5 & 6 Player Expansion
Survive is pretty tight with four players. Add in the fifth and sixth player to the game, and you will have a game that is very cutthroat and usually hysterical. The amount of creatures in the sea and the sheer number of people trying to get off the island makes this go from a little bit nasty to full on friendship killer. In the Anniversary edition this expansion merely adds the other victims to the game, so whether it is a must have depends on your player group size you typically will be playing with.
The title of this expansion brings to mind the phrase ”jumbo shrimp.” In essence this expansion adds another creature to game, the Squid. The squid is especially nasty since it will actually pluck a survivor out of a boat or off of dry land. They appear in place of whales, but can also be taken out when a whale occupies the same space. It is a little convoluted to use, to be sure, but once you use it a few times, you find it easier to remember to use them.
Teaching Survive: Escape from Atlantis!
Survive is a game which works well with many groups. I find teaching it to be very simple, and the gameplay will depend on the group playing. Groups tend to want to help each other in the beginning, and worry about themselves. But after a play or two, you will find the more viscous tendencies start to emerge. Playing a cutthroat game is where this game shines.
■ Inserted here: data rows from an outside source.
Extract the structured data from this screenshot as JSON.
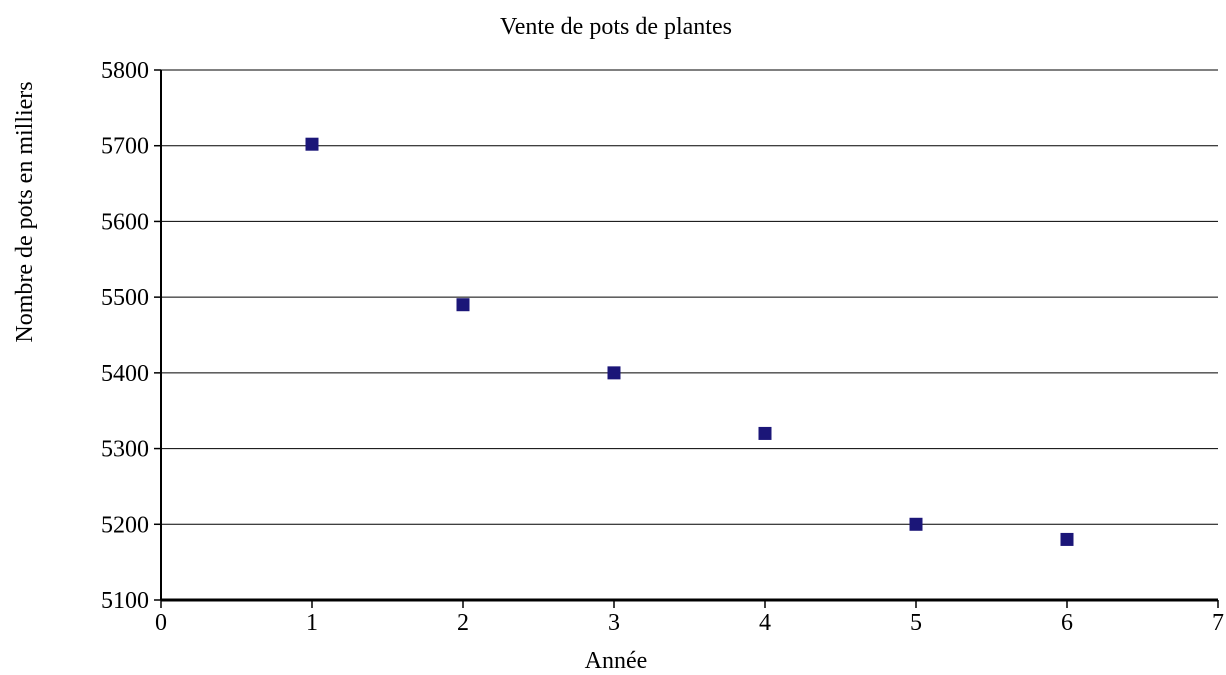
{
  "chart_data": {
    "type": "scatter",
    "title": "Vente de pots de plantes",
    "xlabel": "Année",
    "ylabel": "Nombre de pots en milliers",
    "xlim": [
      0,
      7
    ],
    "ylim": [
      5100,
      5800
    ],
    "x_ticks": [
      0,
      1,
      2,
      3,
      4,
      5,
      6,
      7
    ],
    "y_ticks": [
      5100,
      5200,
      5300,
      5400,
      5500,
      5600,
      5700,
      5800
    ],
    "grid": "horizontal",
    "legend": "none",
    "marker": "square",
    "series": [
      {
        "color": "#1b1678",
        "points": [
          {
            "x": 1,
            "y": 5702
          },
          {
            "x": 2,
            "y": 5490
          },
          {
            "x": 3,
            "y": 5400
          },
          {
            "x": 4,
            "y": 5320
          },
          {
            "x": 5,
            "y": 5200
          },
          {
            "x": 6,
            "y": 5180
          }
        ]
      }
    ]
  }
}
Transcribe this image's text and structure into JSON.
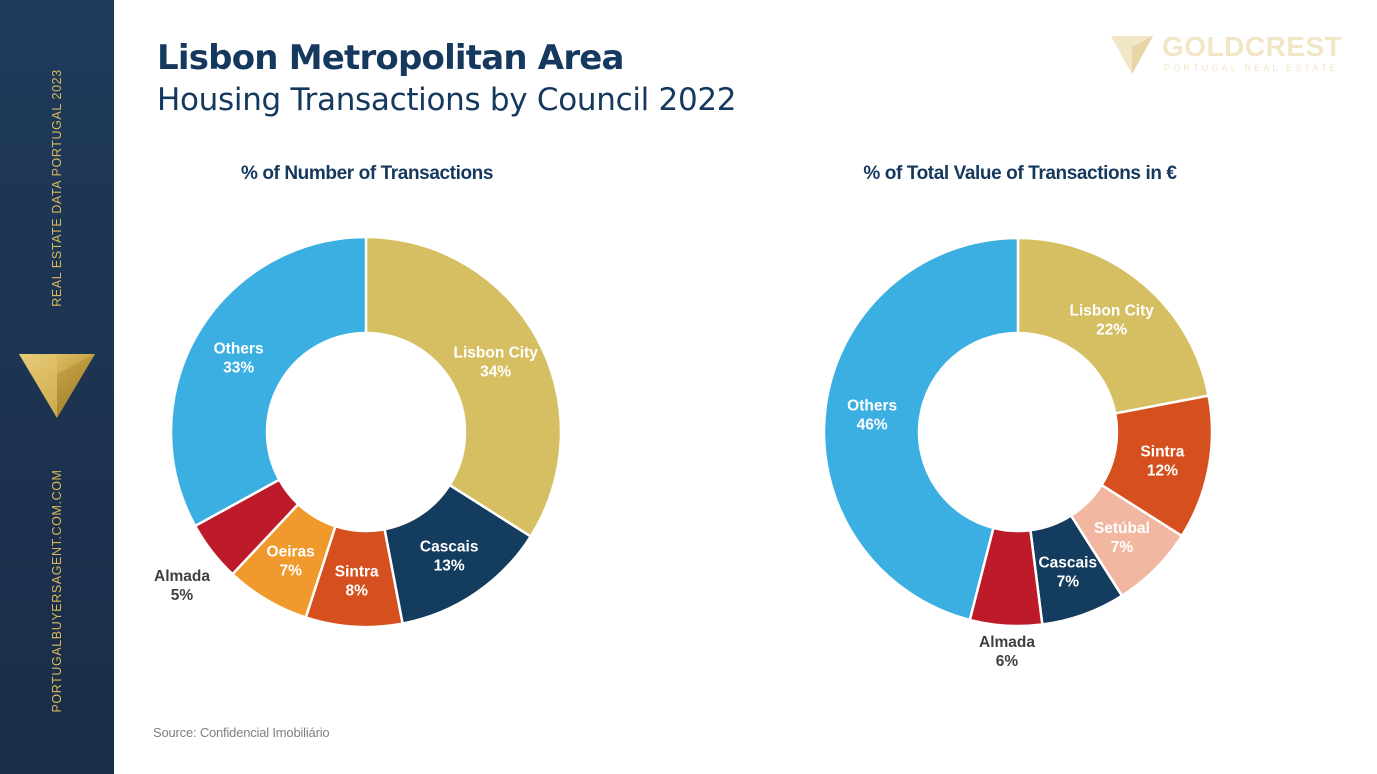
{
  "sidebar": {
    "top_text": "REAL ESTATE DATA PORTUGAL 2023",
    "bottom_text": "PORTUGALBUYERSAGENT.COM.COM"
  },
  "header": {
    "title": "Lisbon Metropolitan Area",
    "subtitle": "Housing Transactions by Council 2022"
  },
  "brand": {
    "name": "GOLDCREST",
    "tagline": "PORTUGAL REAL ESTATE"
  },
  "source": "Source: Confidencial Imobiliário",
  "colors": {
    "Lisbon City": "#d6bf62",
    "Cascais": "#143c5f",
    "Sintra": "#d5501e",
    "Oeiras": "#f0992c",
    "Almada": "#be1b2a",
    "Others": "#3baee2",
    "Setúbal": "#f2b7a0"
  },
  "chart_data": [
    {
      "type": "pie",
      "donut": true,
      "title": "% of Number of Transactions",
      "slices": [
        {
          "label": "Lisbon City",
          "value": 34,
          "display": "34%"
        },
        {
          "label": "Cascais",
          "value": 13,
          "display": "13%"
        },
        {
          "label": "Sintra",
          "value": 8,
          "display": "8%"
        },
        {
          "label": "Oeiras",
          "value": 7,
          "display": "7%"
        },
        {
          "label": "Almada",
          "value": 5,
          "display": "5%"
        },
        {
          "label": "Others",
          "value": 33,
          "display": "33%"
        }
      ]
    },
    {
      "type": "pie",
      "donut": true,
      "title": "% of Total Value of Transactions in €",
      "slices": [
        {
          "label": "Lisbon City",
          "value": 22,
          "display": "22%"
        },
        {
          "label": "Sintra",
          "value": 12,
          "display": "12%"
        },
        {
          "label": "Setúbal",
          "value": 7,
          "display": "7%"
        },
        {
          "label": "Cascais",
          "value": 7,
          "display": "7%"
        },
        {
          "label": "Almada",
          "value": 6,
          "display": "6%"
        },
        {
          "label": "Others",
          "value": 46,
          "display": "46%"
        }
      ]
    }
  ]
}
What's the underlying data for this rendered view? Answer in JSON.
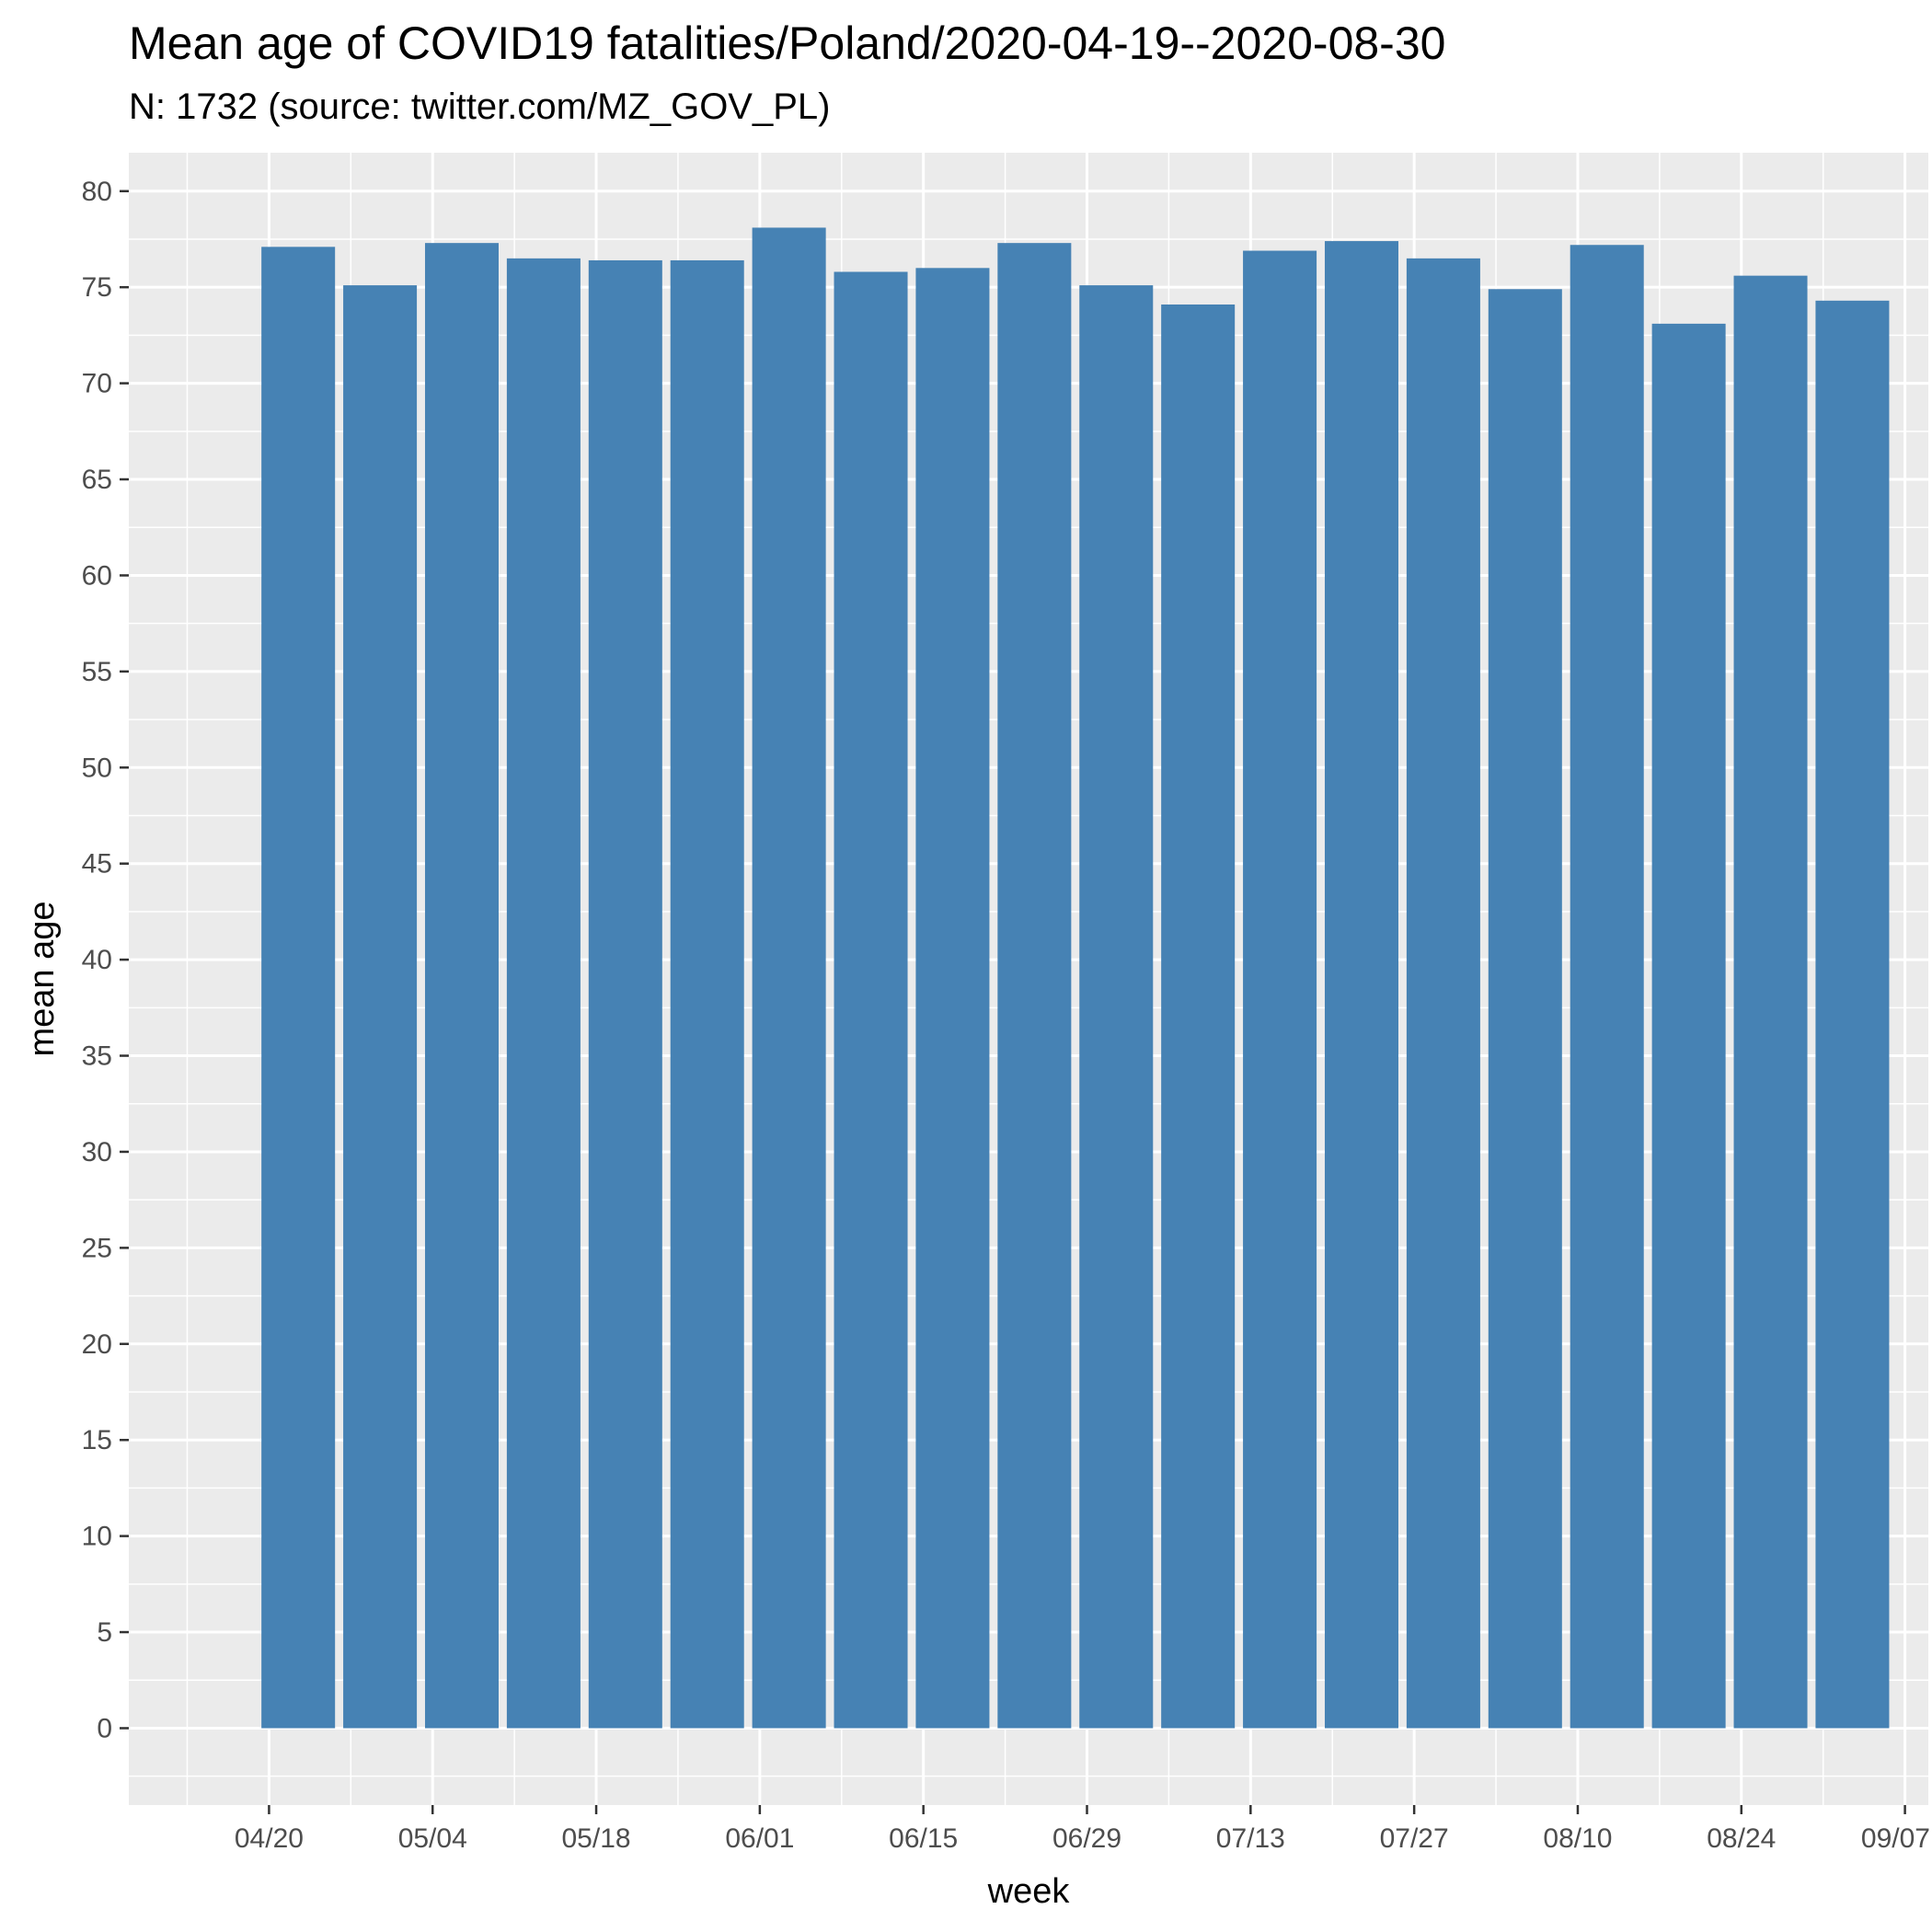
{
  "colors": {
    "panel_background": "#ebebeb",
    "gridline": "#ffffff",
    "bar_fill": "#4682b4"
  },
  "chart_data": {
    "type": "bar",
    "title": "Mean age of COVID19 fatalities/Poland/2020-04-19--2020-08-30",
    "subtitle": "N: 1732 (source: twitter.com/MZ_GOV_PL)",
    "xlabel": "week",
    "ylabel": "mean age",
    "x_axis_type": "date",
    "x_tick_labels": [
      "04/20",
      "05/04",
      "05/18",
      "06/01",
      "06/15",
      "06/29",
      "07/13",
      "07/27",
      "08/10",
      "08/24",
      "09/07"
    ],
    "x_tick_dates": [
      "2020-04-20",
      "2020-05-04",
      "2020-05-18",
      "2020-06-01",
      "2020-06-15",
      "2020-06-29",
      "2020-07-13",
      "2020-07-27",
      "2020-08-10",
      "2020-08-24",
      "2020-09-07"
    ],
    "xlim": [
      "2020-04-08",
      "2020-09-09"
    ],
    "ylim": [
      -4,
      82
    ],
    "y_ticks": [
      0,
      5,
      10,
      15,
      20,
      25,
      30,
      35,
      40,
      45,
      50,
      55,
      60,
      65,
      70,
      75,
      80
    ],
    "grid": true,
    "bar_color": "#4682b4",
    "categories": [
      "2020-04-19",
      "2020-04-26",
      "2020-05-03",
      "2020-05-10",
      "2020-05-17",
      "2020-05-24",
      "2020-05-31",
      "2020-06-07",
      "2020-06-14",
      "2020-06-21",
      "2020-06-28",
      "2020-07-05",
      "2020-07-12",
      "2020-07-19",
      "2020-07-26",
      "2020-08-02",
      "2020-08-09",
      "2020-08-16",
      "2020-08-23",
      "2020-08-30"
    ],
    "values": [
      77.1,
      75.1,
      77.3,
      76.5,
      76.4,
      76.4,
      78.1,
      75.8,
      76.0,
      77.3,
      75.1,
      74.1,
      76.9,
      77.4,
      76.5,
      74.9,
      77.2,
      73.1,
      75.6,
      74.3
    ]
  }
}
Begin by teaching the basic game. If you have the Dolphins extension that is a very quick add in, as well as the dive dice. I can’t imagine playing with the dive dice at this point. They really make it much more random, although the gamers out there may not appreciate that since there is more strategy in the game when the monsters move at predetermined lengths.
I usually will save the squid until later on. The brutal nature of the attack can really turn some people off. If you find your group is a nasty, take-that kind of thing, then it’s easy to slip in mid-game even. I have had success teaching this to younger people as well, down to 8. It makes for a fun family game and might also serve as an ipso-facto therapy session to boot.
Customization and Components
There really is no customization needed here. The quality of the components in the Anniversary edition is wonderful. From the teeth in the sea monster to the standing squid, you really get a quality product. The plastic Meeples are something I am less thrilled about, being that I prefer wood bits, but I haven’t gotten around to replacing them yet either. Carcassonne size Meeples would probably work just fine if you put numbers on their feet. The orange and red can be tough to tell apart in the right light too, I have found.
Painting the creatures is on my to-do list. I just haven’t sorted exactly what I want to do. Part of me wants to turn a squid into Cthulu and another wants me to paint the Serpents green. But again, it doesn’t scream to be done, so it is on my mind, but not a priority by any means.
This is the rare instance where I think foam core will not bring any improvement over the original insert in the anniversary edition. I find that refreshing, to say the least. The bits all have slots, and aside from adding some baggies I have yet to touch this one. The manufacturer’s solution is pretty spot on and deserves props for being functional and solid at the same time.
Survive: Escape From Atlantis is one of the few games I will actually buy as a gift for a non-gamer. I have purchased two of them as gifts and both times I saw pictures online shortly after of raucous, multi-generational games being happily played. If you find the element of take-that utterly offensive, this may not be the game for you. On the other hand, it is a great time in a very reasonable amount of time. Fair warning to people playing with their spouses; it may not matter that they beat you in points, but it certainly matters if they rescues more people than you.